First let me say sorry for being away for so long. Some day, hopefully in the near future, I will explain it all and then hopefully you will understand better why I have been away. All I can say is there are lots of interesting and exciting things going on right now for me and I will be sure to bring you up to speed when the time is right. I will try to post in the meantime as often as I can.
Recently, I received a comment on this blog. It was the following question….
“I would like to find out if the mission statement should be phrased in the present? I ask because Napoleon Hill phrased it in the future. He said “I will have” not “I have.”
This question was regarding a post of mine entitled “Define Your Mission”. I recently completed reading “Think and Grow Rich” again and pondered this very question myself.
Here is what I think….
Let me first start off by saying the term “Mission Statement” can mean many things. Ultimately I would side with whatever Napoleon Hill has to say on the matter as he is far more proven than I.
With that said I believe there is a far more effective way to employ Napoleon Hills “Mission Statement.”
I went through the process Napoleon Hill describes in his book. I created my mission and my plan. While Napoleon Hill calls this a “Mission Statement;” I would argue it is more of a “Vision Statement.”
A Mission Statement is a brief statement of basically why you or your company is in existence. Mine is simply “To translate what gives me joy, fulfillment, and makes me genuinely happy, into a career that can give me flexibility in my life and money to support my family.” That is my soul purpose in life; my means to an end.
If you look at any business or corporation you will see the same pattern; a simple statement of the purpose that business serves in society.
So I would argue that a mission statement is the Present; the here and now. Every decision I make, I consult that mission to make sure it is supporting that mission. If something I am considering doing something that conflicts with that mission, it is not worth the time.
In “Think and Grow Rich” Napoleon asks you time be specific in amounts, timeframes, and actions. The traditional Mission Statement is not the place to do that.
The Mission should serve as a guide to all decisions. It is best to make this as simple and strait forward as possible to avoid any conflicts in future decision making. While the Mission Statement is an important first step to anyone wishing to fulfill their goals and purposes, it is not the be all end all. As Napoleon Hill explains we first need that all consuming idea or desire; then we need to back that up with a definite plan and purpose. You can do this through a Vision Statement.

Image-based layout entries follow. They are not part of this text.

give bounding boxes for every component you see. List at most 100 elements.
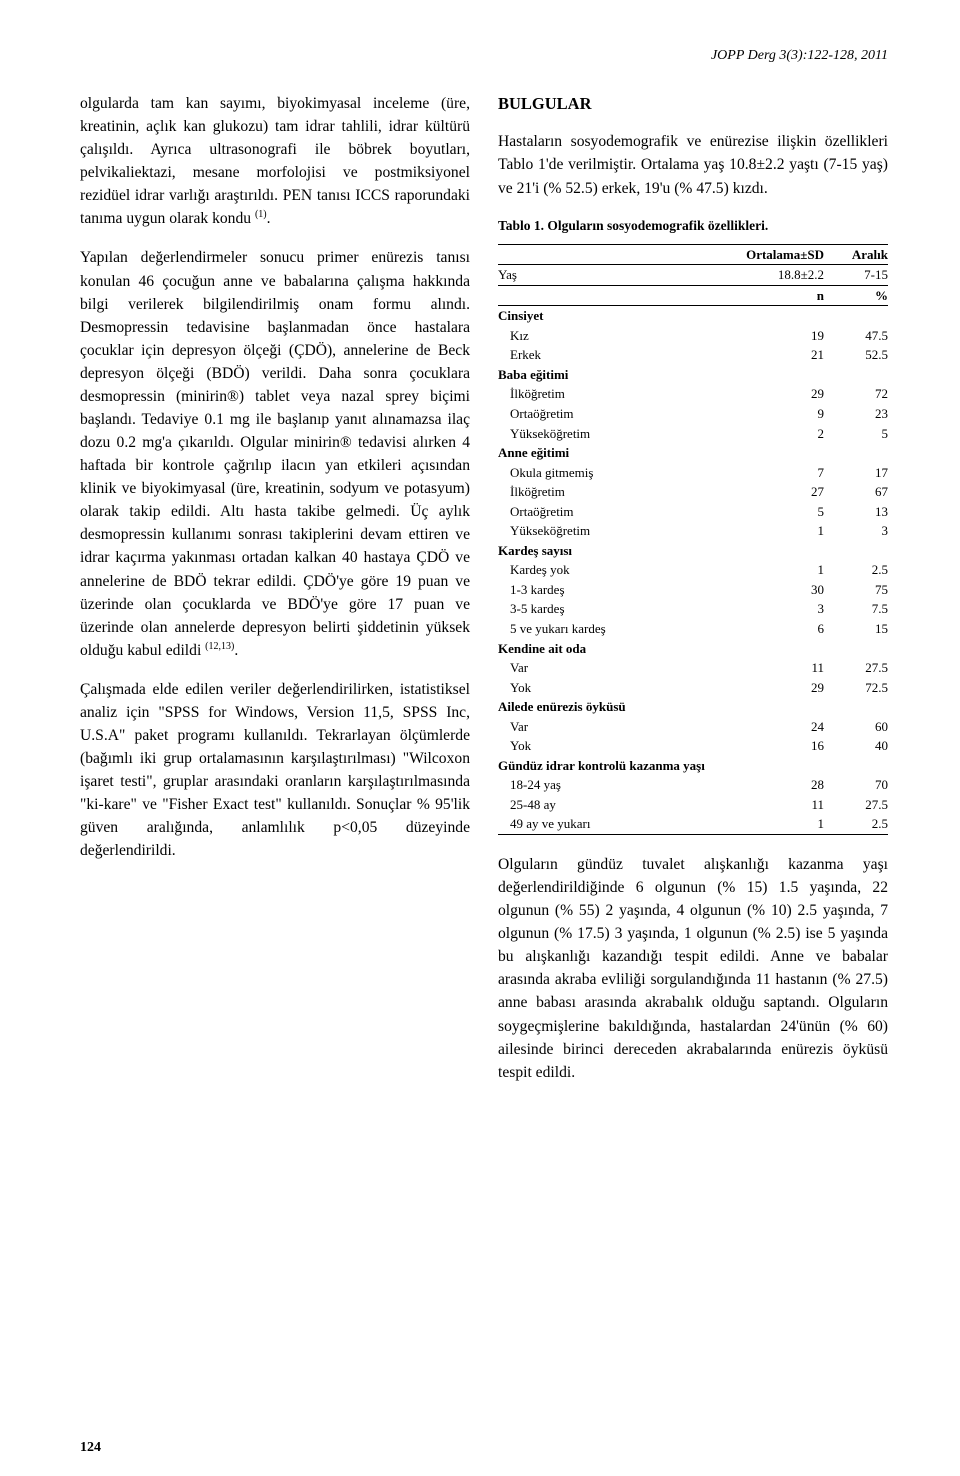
table-1-cell-label: Ortaöğretim [498, 502, 738, 522]
table-1-cell-label: 3-5 kardeş [498, 599, 738, 619]
table-1-group-label: Kardeş sayısı [498, 541, 888, 561]
table-1-group-label: Kendine ait oda [498, 639, 888, 659]
table-1-group-row: Baba eğitimi [498, 365, 888, 385]
table-1-cell-pct: 70 [824, 775, 888, 795]
table-1-cell-pct: 75 [824, 580, 888, 600]
table-1-yas-mean: 18.8±2.2 [738, 265, 824, 286]
table-1-group-label: Cinsiyet [498, 306, 888, 326]
table-1-data-row: Kardeş yok12.5 [498, 560, 888, 580]
table-1-cell-n: 29 [738, 384, 824, 404]
table-1-cell-n: 6 [738, 619, 824, 639]
table-1-data-row: Yok1640 [498, 736, 888, 756]
paragraph-3: Çalışmada elde edilen veriler değerlendi… [80, 678, 470, 863]
table-1-cell-n: 30 [738, 580, 824, 600]
table-1-cell-label: Kız [498, 326, 738, 346]
table-1-cell-pct: 67 [824, 482, 888, 502]
table-1-data-row: 25-48 ay1127.5 [498, 795, 888, 815]
table-1-cell-pct: 23 [824, 404, 888, 424]
table-1-subheader-row: n % [498, 285, 888, 306]
table-1-cell-n: 16 [738, 736, 824, 756]
table-1-data-row: 3-5 kardeş37.5 [498, 599, 888, 619]
running-head: JOPP Derg 3(3):122-128, 2011 [80, 48, 888, 64]
table-1-group-label: Gündüz idrar kontrolü kazanma yaşı [498, 756, 888, 776]
table-1-cell-label: Yükseköğretim [498, 424, 738, 444]
table-1-data-row: Ortaöğretim513 [498, 502, 888, 522]
table-1-cell-n: 5 [738, 502, 824, 522]
paragraph-after-table: Olguların gündüz tuvalet alışkanlığı kaz… [498, 853, 888, 1084]
table-1-cell-n: 11 [738, 658, 824, 678]
table-1-cell-n: 9 [738, 404, 824, 424]
table-1-yas-label: Yaş [498, 265, 738, 286]
right-column: BULGULAR Hastaların sosyodemografik ve e… [498, 92, 888, 1100]
table-1-group-row: Kardeş sayısı [498, 541, 888, 561]
table-1: Ortalama±SD Aralık Yaş 18.8±2.2 7-15 n %… [498, 244, 888, 835]
paragraph-2-text-a: Yapılan değerlendirmeler sonucu primer e… [80, 249, 470, 658]
table-1-data-row: 1-3 kardeş3075 [498, 580, 888, 600]
paragraph-2: Yapılan değerlendirmeler sonucu primer e… [80, 246, 470, 661]
table-1-cell-n: 7 [738, 463, 824, 483]
table-1-cell-pct: 13 [824, 502, 888, 522]
paragraph-1-citation: (1) [255, 209, 267, 220]
table-1-data-row: İlköğretim2767 [498, 482, 888, 502]
table-1-cell-pct: 2.5 [824, 560, 888, 580]
table-1-data-row: Okula gitmemiş717 [498, 463, 888, 483]
table-1-cell-label: Kardeş yok [498, 560, 738, 580]
table-1-cell-pct: 17 [824, 463, 888, 483]
table-1-data-row: Yükseköğretim25 [498, 424, 888, 444]
table-1-cell-label: Yükseköğretim [498, 521, 738, 541]
table-1-group-label: Anne eğitimi [498, 443, 888, 463]
table-1-cell-pct: 2.5 [824, 814, 888, 834]
table-1-cell-pct: 27.5 [824, 795, 888, 815]
paragraph-1: olgularda tam kan sayımı, biyokimyasal i… [80, 92, 470, 230]
table-1-group-row: Kendine ait oda [498, 639, 888, 659]
paragraph-1-text-b: . [267, 210, 271, 227]
table-1-cell-pct: 60 [824, 717, 888, 737]
table-1-group-row: Anne eğitimi [498, 443, 888, 463]
table-1-row-yas: Yaş 18.8±2.2 7-15 [498, 265, 888, 286]
table-1-cell-pct: 15 [824, 619, 888, 639]
two-column-layout: olgularda tam kan sayımı, biyokimyasal i… [80, 92, 888, 1100]
paragraph-2-citation: (12,13) [205, 641, 234, 652]
table-1-data-row: Yok2972.5 [498, 678, 888, 698]
table-1-cell-n: 2 [738, 424, 824, 444]
table-1-data-row: Var2460 [498, 717, 888, 737]
page-number: 124 [80, 1440, 101, 1456]
table-1-cell-pct: 5 [824, 424, 888, 444]
page: JOPP Derg 3(3):122-128, 2011 olgularda t… [0, 0, 960, 1476]
table-1-title: Tablo 1. Olguların sosyodemografik özell… [498, 216, 888, 236]
table-1-data-row: Kız1947.5 [498, 326, 888, 346]
table-1-header-row: Ortalama±SD Aralık [498, 244, 888, 265]
table-1-cell-pct: 40 [824, 736, 888, 756]
table-1-data-row: Yükseköğretim13 [498, 521, 888, 541]
table-1-cell-n: 11 [738, 795, 824, 815]
table-1-cell-label: 25-48 ay [498, 795, 738, 815]
table-1-cell-pct: 3 [824, 521, 888, 541]
table-1-group-row: Gündüz idrar kontrolü kazanma yaşı [498, 756, 888, 776]
table-1-subheader-n: n [738, 285, 824, 306]
table-1-cell-n: 3 [738, 599, 824, 619]
table-1-cell-pct: 47.5 [824, 326, 888, 346]
table-1-cell-label: İlköğretim [498, 384, 738, 404]
results-intro-paragraph: Hastaların sosyodemografik ve enürezise … [498, 130, 888, 199]
table-1-cell-label: Yok [498, 678, 738, 698]
table-1-data-row: Erkek2152.5 [498, 345, 888, 365]
table-1-cell-n: 1 [738, 814, 824, 834]
table-1-cell-pct: 27.5 [824, 658, 888, 678]
table-1-data-row: 5 ve yukarı kardeş615 [498, 619, 888, 639]
paragraph-2-text-b: . [234, 642, 238, 659]
table-1-cell-label: Var [498, 658, 738, 678]
table-1-yas-range: 7-15 [824, 265, 888, 286]
table-1-cell-n: 1 [738, 521, 824, 541]
table-1-cell-label: Var [498, 717, 738, 737]
table-1-header-aralik: Aralık [824, 244, 888, 265]
table-1-cell-label: Okula gitmemiş [498, 463, 738, 483]
table-1-cell-pct: 52.5 [824, 345, 888, 365]
table-1-cell-label: 18-24 yaş [498, 775, 738, 795]
table-1-cell-n: 21 [738, 345, 824, 365]
table-1-data-row: İlköğretim2972 [498, 384, 888, 404]
left-column: olgularda tam kan sayımı, biyokimyasal i… [80, 92, 470, 1100]
table-1-cell-label: 5 ve yukarı kardeş [498, 619, 738, 639]
table-1-cell-label: 1-3 kardeş [498, 580, 738, 600]
table-1-cell-label: İlköğretim [498, 482, 738, 502]
table-1-cell-n: 27 [738, 482, 824, 502]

The Vision Statement simple paints a picture of the future. It will give details of what you or your company will be doing 5, 10, 30, years down the road. I believe this is where Napoleon Hill’s suggestions fit best. The creation of this statement can be found in his book and has been proven to work by many of the best business minds in our history. I have listed the six steps, but for more detail read “Think and Grow Rich.”
- Fix in your mind the exact amount of money you desire.
- Determine exactly what you intend to give in return for the money you desire.
- Establish a definite date by which you intend to possess the money you desire.
- Create a definite plan for carrying out your desire, and begin at once — whether you are ready or not — to put this plan into action.
- Write out clearly and concisely all of the information in Steps 1 to 4 above.
- Read your statement aloud twice daily and, as you read, see and feel and believe yourself already in possession of the money.
So to answer this question I would say the Mission Statement is something that should be phrased in the Present. This will serve as your guide in all your decisions. If a decision conflicts with your mission it is probably not worth pursuing. The Vision Statement will serve as the specific counterpart to your mission and what you are trying to accomplish. I believe they go hand in hand. You will also not want to forget to make a plan. I would argue this is a third distinct part of the process. Without a plan to achieve you goals there is very little chance of arriving on time and in the right destination.
When you put all three of these distinct parts together you form the framework of Napoleon Hill’s basic concept. It is also a little easier to follow and see through.
This is all just my opinion….what do you think?